Friday, April 18, 2014

Jimi Hendrix 18: Valleys Of Neptune

Jimi had been dead nearly forty years when the family switched up their licensing yet again. A new deal with Sony Legacy worldwide meant snazzy new digipack editions of the three Experience albums, plus several of the MCA titles from the ‘90s. And of course, they also offered something “new”.

Valleys Of Neptune attempts to present a possible follow-up to Electric Ladyland, focusing mostly on material recorded in 1969 with the original Experience. Because technology had advanced to perform all kinds of magic, and because the Experience was splintering at the seams, such an album would not have existed in this form. Several tracks are re-recordings of earlier material, showing off how they’d developed on stage over time, and three even include overdubs added by Noel and Mitch in 1987. That means we have further variations on “Stone Free”, “Hear My Train A-Comin’” (both previously cannibalized in the mid-‘70s), “Fire” and “Red House”—each with their own charms, but “definitive”? Hardly, especially when they fade mid-song. “Bleeding Heart” was tried several times that year, and this one is tight and funky.

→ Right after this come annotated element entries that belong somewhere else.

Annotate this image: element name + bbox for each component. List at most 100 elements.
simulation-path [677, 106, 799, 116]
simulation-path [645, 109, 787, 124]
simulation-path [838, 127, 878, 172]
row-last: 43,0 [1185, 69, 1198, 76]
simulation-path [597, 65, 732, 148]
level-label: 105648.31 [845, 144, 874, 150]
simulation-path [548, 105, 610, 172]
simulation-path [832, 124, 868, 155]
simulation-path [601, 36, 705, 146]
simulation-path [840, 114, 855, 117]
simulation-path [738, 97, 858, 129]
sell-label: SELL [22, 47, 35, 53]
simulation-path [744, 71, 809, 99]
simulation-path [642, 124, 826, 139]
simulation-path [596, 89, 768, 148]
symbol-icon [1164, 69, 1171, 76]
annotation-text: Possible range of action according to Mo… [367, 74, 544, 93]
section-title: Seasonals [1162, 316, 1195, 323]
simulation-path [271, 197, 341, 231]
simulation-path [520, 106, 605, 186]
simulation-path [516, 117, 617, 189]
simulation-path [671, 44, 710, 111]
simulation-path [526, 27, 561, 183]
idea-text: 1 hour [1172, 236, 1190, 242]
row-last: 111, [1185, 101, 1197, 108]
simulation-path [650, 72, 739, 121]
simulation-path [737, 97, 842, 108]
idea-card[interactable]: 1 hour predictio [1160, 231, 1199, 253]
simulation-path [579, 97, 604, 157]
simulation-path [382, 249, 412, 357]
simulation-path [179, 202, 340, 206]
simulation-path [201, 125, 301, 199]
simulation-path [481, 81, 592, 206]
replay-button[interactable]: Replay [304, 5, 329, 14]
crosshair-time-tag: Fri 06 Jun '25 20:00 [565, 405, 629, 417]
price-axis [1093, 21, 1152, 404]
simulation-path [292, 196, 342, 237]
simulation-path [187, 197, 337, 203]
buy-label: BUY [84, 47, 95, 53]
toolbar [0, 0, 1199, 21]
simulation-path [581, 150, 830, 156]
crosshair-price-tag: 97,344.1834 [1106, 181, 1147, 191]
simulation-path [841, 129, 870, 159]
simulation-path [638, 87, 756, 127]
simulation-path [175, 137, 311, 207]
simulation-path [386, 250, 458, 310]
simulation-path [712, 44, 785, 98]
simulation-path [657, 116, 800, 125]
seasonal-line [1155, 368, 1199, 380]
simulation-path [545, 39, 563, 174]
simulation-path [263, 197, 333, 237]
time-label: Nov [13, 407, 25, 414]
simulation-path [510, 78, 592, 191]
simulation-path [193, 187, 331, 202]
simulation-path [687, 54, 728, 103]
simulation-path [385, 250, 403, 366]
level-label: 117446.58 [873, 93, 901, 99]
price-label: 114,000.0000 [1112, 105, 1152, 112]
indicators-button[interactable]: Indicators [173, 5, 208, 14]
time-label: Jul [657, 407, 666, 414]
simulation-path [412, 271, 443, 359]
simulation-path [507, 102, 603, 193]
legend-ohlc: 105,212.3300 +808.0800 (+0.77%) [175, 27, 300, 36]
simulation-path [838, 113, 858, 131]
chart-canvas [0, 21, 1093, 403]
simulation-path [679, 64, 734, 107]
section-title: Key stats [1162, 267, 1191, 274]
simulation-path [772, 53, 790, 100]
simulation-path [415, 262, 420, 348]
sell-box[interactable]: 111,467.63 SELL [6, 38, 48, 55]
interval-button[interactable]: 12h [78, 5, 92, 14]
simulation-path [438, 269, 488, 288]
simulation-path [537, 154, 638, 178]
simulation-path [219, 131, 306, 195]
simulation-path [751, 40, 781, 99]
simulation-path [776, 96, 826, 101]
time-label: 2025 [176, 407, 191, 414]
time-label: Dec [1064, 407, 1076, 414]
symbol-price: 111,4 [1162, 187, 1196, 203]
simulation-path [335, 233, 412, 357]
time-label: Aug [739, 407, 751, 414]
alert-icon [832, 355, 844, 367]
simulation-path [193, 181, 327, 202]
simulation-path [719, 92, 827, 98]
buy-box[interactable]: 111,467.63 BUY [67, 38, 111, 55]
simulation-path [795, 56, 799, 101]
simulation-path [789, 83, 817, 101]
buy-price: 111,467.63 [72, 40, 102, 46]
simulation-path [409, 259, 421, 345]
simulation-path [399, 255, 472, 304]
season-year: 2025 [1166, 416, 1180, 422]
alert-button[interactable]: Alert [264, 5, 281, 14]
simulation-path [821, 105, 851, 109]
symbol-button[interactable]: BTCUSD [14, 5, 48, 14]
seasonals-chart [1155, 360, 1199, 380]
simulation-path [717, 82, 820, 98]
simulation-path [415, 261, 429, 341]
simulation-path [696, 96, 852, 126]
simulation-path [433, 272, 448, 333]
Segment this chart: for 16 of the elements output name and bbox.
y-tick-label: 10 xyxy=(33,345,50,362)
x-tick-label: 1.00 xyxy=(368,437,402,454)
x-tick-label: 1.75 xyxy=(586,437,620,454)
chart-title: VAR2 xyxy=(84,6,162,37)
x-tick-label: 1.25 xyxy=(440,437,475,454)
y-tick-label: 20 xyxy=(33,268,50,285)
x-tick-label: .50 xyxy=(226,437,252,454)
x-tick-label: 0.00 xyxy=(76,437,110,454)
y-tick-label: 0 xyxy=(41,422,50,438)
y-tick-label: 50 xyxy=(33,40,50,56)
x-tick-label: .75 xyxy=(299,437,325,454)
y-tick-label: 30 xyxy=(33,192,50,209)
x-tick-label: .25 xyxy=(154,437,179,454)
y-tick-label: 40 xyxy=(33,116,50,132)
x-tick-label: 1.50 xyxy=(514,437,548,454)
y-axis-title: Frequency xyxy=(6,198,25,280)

The title track promises buried treasure, being an unreleased song, and it’s pretty good. However, it matches a 1970 Billy-and-Mitch take with a vocal from nine months earlier. Still, this is what purists call an “out-fake”. “Mr. Bad Luck” is an earlier version of “Look Over Yonder”, just as “Lover Man” doesn’t have its “Here He Comes” subtitle. (Both were overdubbed in 1987; negligibly superior versions are on South Saturn Delta.) A lengthy instrumental version of “Sunshine Of Your Love” includes a conga break and a bass solo to fill up the better part of seven minutes. A title like “Lullaby For The Summer” suggests something entirely different to the raucous riffing it actually contains, while “Ships Passing In The Night” is a sloppy precursor to “Night Bird Flying”. Finally, “Crying Blue Rain” begins like another slow blues, with some “amen” vocalizing along the lines of “Power Of Soul”, eventually picking up speed and fading out. (If you bought the CD at Target, you also got a de-Douglased “Trash Man”, plus an Experience jam titled “Slow Version”.)

Thanks to the aforementioned technological magic, everything on Valleys Of Neptune sounds terrific. But each installment of release-worthy studio tracks only muddies the picture further, ultimately sinking the attempt to create a hypothetical “lost album”. The world will never know what he might have done with all these recordings; luckily the above-average quality of it all makes it worth hearing.